We increment major for backwards-incompatible releases. Datasette is currently pre-1.0 so the major version is always 0.

We increment minor for new features.

We increment patch for bugfix releass.

Alpha and beta releases may have an additional a0 or b0 prefix - the integer component will be incremented with each subsequent alpha or beta.

To release a new version, first create a commit that updates the version number in datasette/version.py and the the changelog with highlights of the new version. An example commit can be seen here:

# Update changelog
git commit -m " Release 0.51a1

Refs #1056, #1039, #998, #1045, #1033, #1036, #1034, #976, #1057, #1058, #1053, #1064, #1066" -a
git push

Referencing the issues that are part of the release in the commit message ensures the name of the release shows up on those issue pages, e.g. here.

You can generate the list of issue references for a specific release by copying and pasting text from the release notes or GitHub changes-since-last-release view into this Extract issue numbers from pasted text tool.

To create the tag for the release, create a new release on GitHub matching the new version number. You can convert the release notes to Markdown by copying and pasting the rendered HTML into this Paste to Markdown tool.

Finally, post a news item about the release on datasette.io by editing the news.yaml file in that site's repository.

Alpha and beta releases#

Alpha and beta releases are published to preview upcoming features that may not yet be stable - in particular to preview new plugin hooks.

You are welcome to try these out, but please be aware that details may change before the final release.

Please join discussions on the issue tracker to share your thoughts and experiences with on alpha and beta features that you try out.

Releasing bug fixes from a branch#

If it's necessary to publish a bug fix release without shipping new features that have landed on main a release branch can be used.

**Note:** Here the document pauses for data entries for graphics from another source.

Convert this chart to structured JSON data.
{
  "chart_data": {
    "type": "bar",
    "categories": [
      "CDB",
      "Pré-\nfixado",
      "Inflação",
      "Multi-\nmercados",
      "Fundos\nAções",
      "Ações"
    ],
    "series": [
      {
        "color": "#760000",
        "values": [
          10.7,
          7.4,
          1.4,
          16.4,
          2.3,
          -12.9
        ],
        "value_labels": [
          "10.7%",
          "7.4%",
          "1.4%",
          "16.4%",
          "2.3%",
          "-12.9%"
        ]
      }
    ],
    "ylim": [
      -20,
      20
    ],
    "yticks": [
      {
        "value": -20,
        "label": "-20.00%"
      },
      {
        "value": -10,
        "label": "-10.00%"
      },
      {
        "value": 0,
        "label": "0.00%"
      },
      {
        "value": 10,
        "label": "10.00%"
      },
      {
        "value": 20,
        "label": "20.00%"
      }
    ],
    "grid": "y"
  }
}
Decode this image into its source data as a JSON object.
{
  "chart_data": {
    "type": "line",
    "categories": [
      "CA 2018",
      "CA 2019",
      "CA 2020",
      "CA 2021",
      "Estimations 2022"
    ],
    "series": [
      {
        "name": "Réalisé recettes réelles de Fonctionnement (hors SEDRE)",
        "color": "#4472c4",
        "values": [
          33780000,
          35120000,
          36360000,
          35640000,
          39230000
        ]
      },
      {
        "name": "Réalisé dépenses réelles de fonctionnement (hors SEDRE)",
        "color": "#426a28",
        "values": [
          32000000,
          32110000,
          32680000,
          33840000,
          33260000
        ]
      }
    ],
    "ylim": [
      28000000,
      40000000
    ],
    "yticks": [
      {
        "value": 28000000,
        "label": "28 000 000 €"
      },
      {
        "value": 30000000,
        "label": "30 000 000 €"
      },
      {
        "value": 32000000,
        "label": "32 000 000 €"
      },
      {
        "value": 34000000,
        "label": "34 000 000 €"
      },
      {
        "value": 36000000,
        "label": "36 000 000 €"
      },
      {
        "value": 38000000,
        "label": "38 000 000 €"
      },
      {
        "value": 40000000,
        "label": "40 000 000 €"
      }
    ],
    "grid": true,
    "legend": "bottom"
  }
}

Create it from the relevant last tagged release like so:

git branch 0.52.x 0.52.4
git checkout 0.52.x

Next cherry-pick the commits containing the bug fixes:

git cherry-pick COMMIT

Write the release notes in the branch, and update the version number in version.py. Then push the branch:

git push -u origin 0.52.x

Once the tests have completed, publish the release from that branch target using the GitHub Draft a new release form.

Finally, cherry-pick the commit with the release notes and version number bump across to main:

git checkout main
git cherry-pick COMMIT
git push

Upgrading CodeMirror#

Datasette bundles CodeMirror for the SQL editing interface, e.g. on this page. Here are the steps for upgrading to a new version of CodeMirror:

  • Download and extract latest CodeMirror zip file from https://codemirror.net/codemirror.zip

  • Rename lib/codemirror.js to codemirror-5.57.0.js (using latest version number)

  • Rename lib/codemirror.css to codemirror-5.57.0.css

  • Rename mode/sql/sql.js to codemirror-5.57.0-sql.js

  • Edit both JavaScript files to make the top license comment a /* */ block instead of multiple // lines

  • Minify the JavaScript files like this:

    npx uglify-js codemirror-5.57.0.js -o codemirror-5.57.0.min.js --comments '/LICENSE/'
    npx uglify-js codemirror-5.57.0-sql.js -o codemirror-5.57.0-sql.min.js --comments '/LICENSE/'
    
  • Check that the LICENSE comment did indeed survive minification

  • Minify the CSS file like this:

    npx clean-css-cli codemirror-5.57.0.css -o codemirror-5.57.0.min.css
    
  • Edit the _codemirror.html template to reference the new files

  • git rm the old files, git add the new files